I. PENDAHULUAN
Membahas
dan menghilangkan sifat-sifat tercela ini bagi mahasiswa maupun di
kalangan masyarakat umum sangatlah penting, karena dengan kita
mengetahui sifat-sifat ini kita dapat menahan diri untuk tidak melakukan
hal-hal tersebut. Ini termasuk usaha tahliyyah mengosongkan /
membersihkan diri dan jiwa lebih dahulu sebelum diisi dengan sifat-sifat
terpuji. Sifat tercela in adalah terjemahan dari pada bahasa arab “sifahul mazmumah”,
artinya sifat-sifat yang tidak baik yang tidak membawa seseorang
manusia kepada pekerjaan-pekerjaan atau akibat-akibat yang membinasakan.
Imam
Ghazali menyebut sifat-sifat tercela ini dengan sifat-sifat muhkilat,
yakni segala tingkah laku manusia yang dapat membawanya kepada
kebinasaan, sifat-sifat yang tercela ini beliau sebut juga sebagai suatu
kehinaan. Pada dasarnya sifat-sifat yang tercela dapat dibagi menjadi
dua bagian, yaitu maksiat lahir dan maksiat batin.
Maksiat
lahir adalah segala sifat yang tercela yang dikerjakan oleh anggota
lahir seperti mulut, tangan, mata dan lain-lain. Sedangkan maksiat batin
adalah segala sifat yang tercela yang diperbuat oleh anggota batin,
yaitu hati.[1]
II. PEMBAHASAN
A. Buruk Sangka (Suuzhan)
Buruk
sangka adalah merupakan suatu perbuatan yang timbulnya dari lidah,
tidak ada buruk sangka terhadap seseorang, jika lidah tidak bicara /
mengata-ngatai.
Sesungguhnya
prasangka buruk terhadap seorang muslim disertai fakta yang benar
merupakan kendaraan melalui jalan yang kasar dan aib, serta dapat
menjadi wabah kemadlaratan bagi masyarakat Islam. Prasangka buruk
bukanlah suatu dosa bila hanya bisikan hati sesaat dalam jiwa manusia.[2]
Prasangka
dihasilkan dari perbuatan dan perkataan seseorang atau gerak gerik
orang yang mendapat tuduhan tertentu dari orang lain. Biasanya prasangka
timbul bila seseorang berada dalam situasi yang sulit. Secara
psikologis prasangka dapat melahirkan kecenderungan hati untuk menuduh
orang lain yang menganggap jelek diri kita. Oleh karena itu Nabi
bersabda :
حديث
ابىهريرة رضي الله عنه، انّ رسول الله صلىالله عليه وسلم قال : اِيَّاكُمْ
وَالظَّنَّ فَإِنَّ الظَّنَّ اَكْذَبُ الْحَدِيْثِ {رواه البخارى}
“Dari
Abu Hurairah r.a bahwasanya Rasulullah SAW bersabda : hendaklah kamu
menjauhkan dari sangkaan”, karena sesungguhnya sangkaan itu omongan yang
paling berdusta”. (HR. Bukhari).[3]
Sering
kita melihat orang yang menuduh orang lain jelek, dan berusaha untuk
mengintai orang lain tanpa hak, setelah meneliti dan menemukan suatu
kesimpulan dia berghibah (membicarakan kejelekan) terhadap saudaranya
yang muslim. Orang yang berbuat seperti itu sama saja dengan melakukan
tiga dosa, yaitu dosa karena berprasangka, dosa dari menyelidiki
kejelekan orang lain, dan dosa dari membicarakan kejelekan orang lain.

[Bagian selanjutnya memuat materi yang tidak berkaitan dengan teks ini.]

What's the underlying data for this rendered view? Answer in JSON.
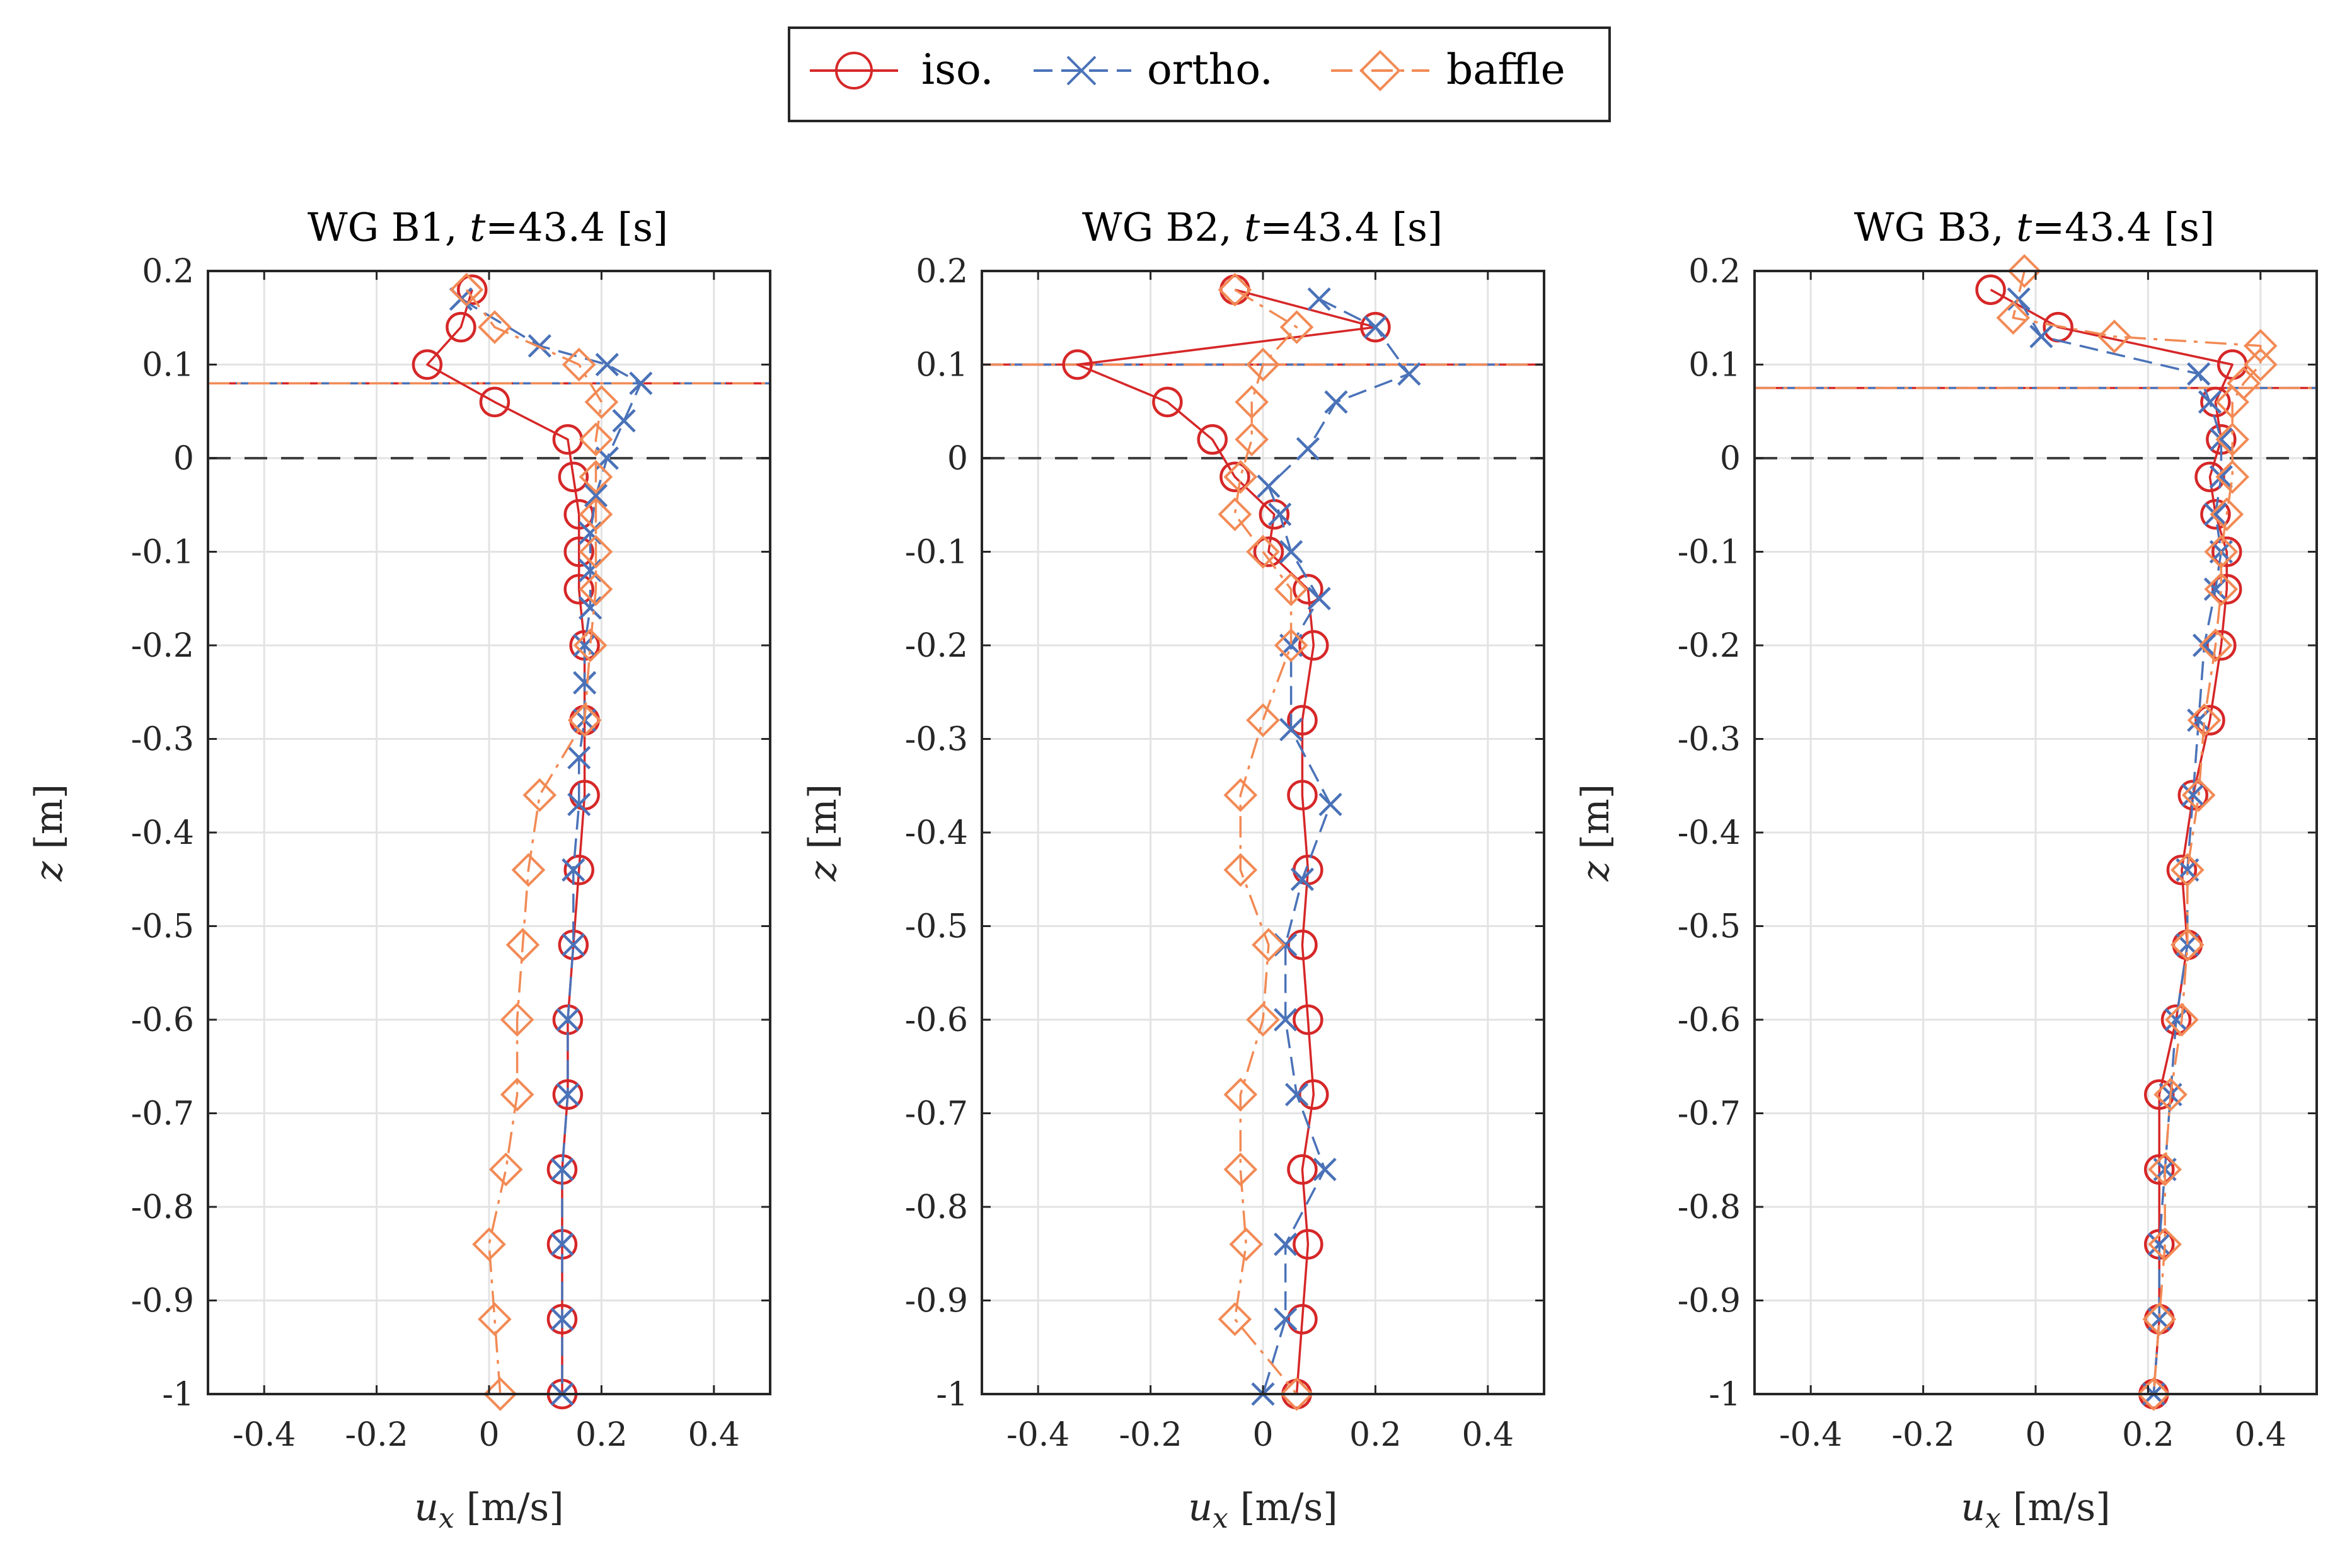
{
  "colors": {
    "iso": "#d62728",
    "ortho": "#4a72b8",
    "baffle": "#f28a55",
    "axis": "#262626",
    "grid": "#e3e3e3"
  },
  "legend": {
    "iso_label": "iso.",
    "ortho_label": "ortho.",
    "baffle_label": "baffle"
  },
  "chart_data": [
    {
      "type": "line",
      "title_prefix": "WG B1, ",
      "title_t": "t",
      "title_suffix": "=43.4 [s]",
      "xlabel_sym": "u",
      "xlabel_sub": "x",
      "xlabel_unit": " [m/s]",
      "ylabel_sym": "z",
      "ylabel_unit": " [m]",
      "xlim": [
        -0.5,
        0.5
      ],
      "ylim": [
        -1,
        0.2
      ],
      "xticks": [
        -0.4,
        -0.2,
        0,
        0.2,
        0.4
      ],
      "xtick_labels": [
        "-0.4",
        "-0.2",
        "0",
        "0.2",
        "0.4"
      ],
      "yticks": [
        0.2,
        0.1,
        0,
        -0.1,
        -0.2,
        -0.3,
        -0.4,
        -0.5,
        -0.6,
        -0.7,
        -0.8,
        -0.9,
        -1
      ],
      "ytick_labels": [
        "0.2",
        "0.1",
        "0",
        "-0.1",
        "-0.2",
        "-0.3",
        "-0.4",
        "-0.5",
        "-0.6",
        "-0.7",
        "-0.8",
        "-0.9",
        "-1"
      ],
      "grid": true,
      "free_surface_z": 0.08,
      "still_water_z": 0,
      "series": [
        {
          "name": "iso.",
          "z": [
            0.18,
            0.14,
            0.1,
            0.06,
            0.02,
            -0.02,
            -0.06,
            -0.1,
            -0.14,
            -0.2,
            -0.28,
            -0.36,
            -0.44,
            -0.52,
            -0.6,
            -0.68,
            -0.76,
            -0.84,
            -0.92,
            -1.0
          ],
          "u": [
            -0.03,
            -0.05,
            -0.11,
            0.01,
            0.14,
            0.15,
            0.16,
            0.16,
            0.16,
            0.17,
            0.17,
            0.17,
            0.16,
            0.15,
            0.14,
            0.14,
            0.13,
            0.13,
            0.13,
            0.13
          ]
        },
        {
          "name": "ortho.",
          "z": [
            0.17,
            0.12,
            0.1,
            0.08,
            0.04,
            0.0,
            -0.04,
            -0.08,
            -0.12,
            -0.16,
            -0.2,
            -0.24,
            -0.28,
            -0.32,
            -0.37,
            -0.44,
            -0.52,
            -0.6,
            -0.68,
            -0.76,
            -0.84,
            -0.92,
            -1.0
          ],
          "u": [
            -0.05,
            0.09,
            0.21,
            0.27,
            0.24,
            0.21,
            0.19,
            0.18,
            0.18,
            0.18,
            0.17,
            0.17,
            0.17,
            0.16,
            0.16,
            0.15,
            0.15,
            0.14,
            0.14,
            0.13,
            0.13,
            0.13,
            0.13
          ]
        },
        {
          "name": "baffle",
          "z": [
            0.18,
            0.14,
            0.1,
            0.06,
            0.02,
            -0.02,
            -0.06,
            -0.1,
            -0.14,
            -0.2,
            -0.28,
            -0.36,
            -0.44,
            -0.52,
            -0.6,
            -0.68,
            -0.76,
            -0.84,
            -0.92,
            -1.0
          ],
          "u": [
            -0.04,
            0.01,
            0.16,
            0.2,
            0.19,
            0.19,
            0.19,
            0.19,
            0.19,
            0.18,
            0.17,
            0.09,
            0.07,
            0.06,
            0.05,
            0.05,
            0.03,
            0.0,
            0.01,
            0.02
          ]
        }
      ]
    },
    {
      "type": "line",
      "title_prefix": "WG B2, ",
      "title_t": "t",
      "title_suffix": "=43.4 [s]",
      "xlabel_sym": "u",
      "xlabel_sub": "x",
      "xlabel_unit": " [m/s]",
      "ylabel_sym": "z",
      "ylabel_unit": " [m]",
      "xlim": [
        -0.5,
        0.5
      ],
      "ylim": [
        -1,
        0.2
      ],
      "xticks": [
        -0.4,
        -0.2,
        0,
        0.2,
        0.4
      ],
      "xtick_labels": [
        "-0.4",
        "-0.2",
        "0",
        "0.2",
        "0.4"
      ],
      "yticks": [
        0.2,
        0.1,
        0,
        -0.1,
        -0.2,
        -0.3,
        -0.4,
        -0.5,
        -0.6,
        -0.7,
        -0.8,
        -0.9,
        -1
      ],
      "ytick_labels": [
        "0.2",
        "0.1",
        "0",
        "-0.1",
        "-0.2",
        "-0.3",
        "-0.4",
        "-0.5",
        "-0.6",
        "-0.7",
        "-0.8",
        "-0.9",
        "-1"
      ],
      "grid": true,
      "free_surface_z": 0.1,
      "still_water_z": 0,
      "series": [
        {
          "name": "iso.",
          "z": [
            0.18,
            0.14,
            0.1,
            0.06,
            0.02,
            -0.02,
            -0.06,
            -0.1,
            -0.14,
            -0.2,
            -0.28,
            -0.36,
            -0.44,
            -0.52,
            -0.6,
            -0.68,
            -0.76,
            -0.84,
            -0.92,
            -1.0
          ],
          "u": [
            -0.05,
            0.2,
            -0.33,
            -0.17,
            -0.09,
            -0.05,
            0.02,
            0.01,
            0.08,
            0.09,
            0.07,
            0.07,
            0.08,
            0.07,
            0.08,
            0.09,
            0.07,
            0.08,
            0.07,
            0.06
          ]
        },
        {
          "name": "ortho.",
          "z": [
            0.17,
            0.14,
            0.09,
            0.06,
            0.01,
            -0.03,
            -0.06,
            -0.1,
            -0.15,
            -0.2,
            -0.29,
            -0.37,
            -0.45,
            -0.52,
            -0.6,
            -0.68,
            -0.76,
            -0.84,
            -0.92,
            -1.0
          ],
          "u": [
            0.1,
            0.2,
            0.26,
            0.13,
            0.08,
            0.01,
            0.03,
            0.05,
            0.1,
            0.05,
            0.05,
            0.12,
            0.07,
            0.04,
            0.04,
            0.06,
            0.11,
            0.04,
            0.04,
            0.0
          ]
        },
        {
          "name": "baffle",
          "z": [
            0.18,
            0.14,
            0.1,
            0.06,
            0.02,
            -0.02,
            -0.06,
            -0.1,
            -0.14,
            -0.2,
            -0.28,
            -0.36,
            -0.44,
            -0.52,
            -0.6,
            -0.68,
            -0.76,
            -0.84,
            -0.92,
            -1.0
          ],
          "u": [
            -0.05,
            0.06,
            0.0,
            -0.02,
            -0.02,
            -0.04,
            -0.05,
            0.0,
            0.05,
            0.05,
            0.0,
            -0.04,
            -0.04,
            0.01,
            0.0,
            -0.04,
            -0.04,
            -0.03,
            -0.05,
            0.06
          ]
        }
      ]
    },
    {
      "type": "line",
      "title_prefix": "WG B3, ",
      "title_t": "t",
      "title_suffix": "=43.4 [s]",
      "xlabel_sym": "u",
      "xlabel_sub": "x",
      "xlabel_unit": " [m/s]",
      "ylabel_sym": "z",
      "ylabel_unit": " [m]",
      "xlim": [
        -0.5,
        0.5
      ],
      "ylim": [
        -1,
        0.2
      ],
      "xticks": [
        -0.4,
        -0.2,
        0,
        0.2,
        0.4
      ],
      "xtick_labels": [
        "-0.4",
        "-0.2",
        "0",
        "0.2",
        "0.4"
      ],
      "yticks": [
        0.2,
        0.1,
        0,
        -0.1,
        -0.2,
        -0.3,
        -0.4,
        -0.5,
        -0.6,
        -0.7,
        -0.8,
        -0.9,
        -1
      ],
      "ytick_labels": [
        "0.2",
        "0.1",
        "0",
        "-0.1",
        "-0.2",
        "-0.3",
        "-0.4",
        "-0.5",
        "-0.6",
        "-0.7",
        "-0.8",
        "-0.9",
        "-1"
      ],
      "grid": true,
      "free_surface_z": 0.075,
      "still_water_z": 0,
      "series": [
        {
          "name": "iso.",
          "z": [
            0.18,
            0.14,
            0.1,
            0.06,
            0.02,
            -0.02,
            -0.06,
            -0.1,
            -0.14,
            -0.2,
            -0.28,
            -0.36,
            -0.44,
            -0.52,
            -0.6,
            -0.68,
            -0.76,
            -0.84,
            -0.92,
            -1.0
          ],
          "u": [
            -0.08,
            0.04,
            0.35,
            0.32,
            0.33,
            0.31,
            0.32,
            0.34,
            0.34,
            0.33,
            0.31,
            0.28,
            0.26,
            0.27,
            0.25,
            0.22,
            0.22,
            0.22,
            0.22,
            0.21
          ]
        },
        {
          "name": "ortho.",
          "z": [
            0.17,
            0.13,
            0.09,
            0.06,
            0.02,
            -0.02,
            -0.06,
            -0.1,
            -0.14,
            -0.2,
            -0.28,
            -0.36,
            -0.44,
            -0.52,
            -0.6,
            -0.68,
            -0.76,
            -0.84,
            -0.92,
            -1.0
          ],
          "u": [
            -0.03,
            0.01,
            0.29,
            0.31,
            0.33,
            0.33,
            0.32,
            0.33,
            0.32,
            0.3,
            0.29,
            0.28,
            0.27,
            0.27,
            0.25,
            0.24,
            0.23,
            0.22,
            0.22,
            0.21
          ]
        },
        {
          "name": "baffle",
          "z": [
            0.2,
            0.15,
            0.13,
            0.12,
            0.1,
            0.08,
            0.06,
            0.02,
            -0.02,
            -0.06,
            -0.1,
            -0.14,
            -0.2,
            -0.28,
            -0.36,
            -0.44,
            -0.52,
            -0.6,
            -0.68,
            -0.76,
            -0.84,
            -0.92,
            -1.0
          ],
          "u": [
            -0.02,
            -0.04,
            0.14,
            0.4,
            0.4,
            0.37,
            0.35,
            0.35,
            0.35,
            0.34,
            0.33,
            0.33,
            0.32,
            0.3,
            0.29,
            0.27,
            0.27,
            0.26,
            0.24,
            0.23,
            0.23,
            0.22,
            0.21
          ]
        }
      ]
    }
  ]
}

Begitulah prasangka jelek itu akan menarik manusia berbuat dosa lebih
banyak. Oleh karena itu Allah SWT melarang attjassus
“mengintip-intip” dan ghibah. Setelah melarang suudzan “buruk sangka”
sebagai peringatan terhadap orang Islam agar tidak menempatkan diri pada
posisi yang menjurus kepada suudzan terhadap orang muslim yang adil dan
terjaga dari perbuatan dosa.[4]
B. Takabur dan Tahasud
وعن
عبدالله بن مسعود رضي الله عنه عن النبي صلىالله عليه وسلم قال :
لاَيَدْخُلُ الْجَنَّةَ من كان فىقَلْبِهِ مِثْقَالَ ذَرَّةٍ مِنْ كِبْرٍ
{رواه مسلم}
“Dari
Abdillah ibn Mas’ud r.a dari Nabi SAW, beliau bersabda : tidak akan
masuk surga orang yang di dalam hatinya terdapat sifat sombong, walaupun
hanya sebesar atom”. (HR. Muslim).[5]
Takabur
artinya : sombong, congkak atau merasa dirinya lebih tinggi dari orang
lain, baik kedudukan, keturunan, kebagusan, petunjuk, dan lain-lain.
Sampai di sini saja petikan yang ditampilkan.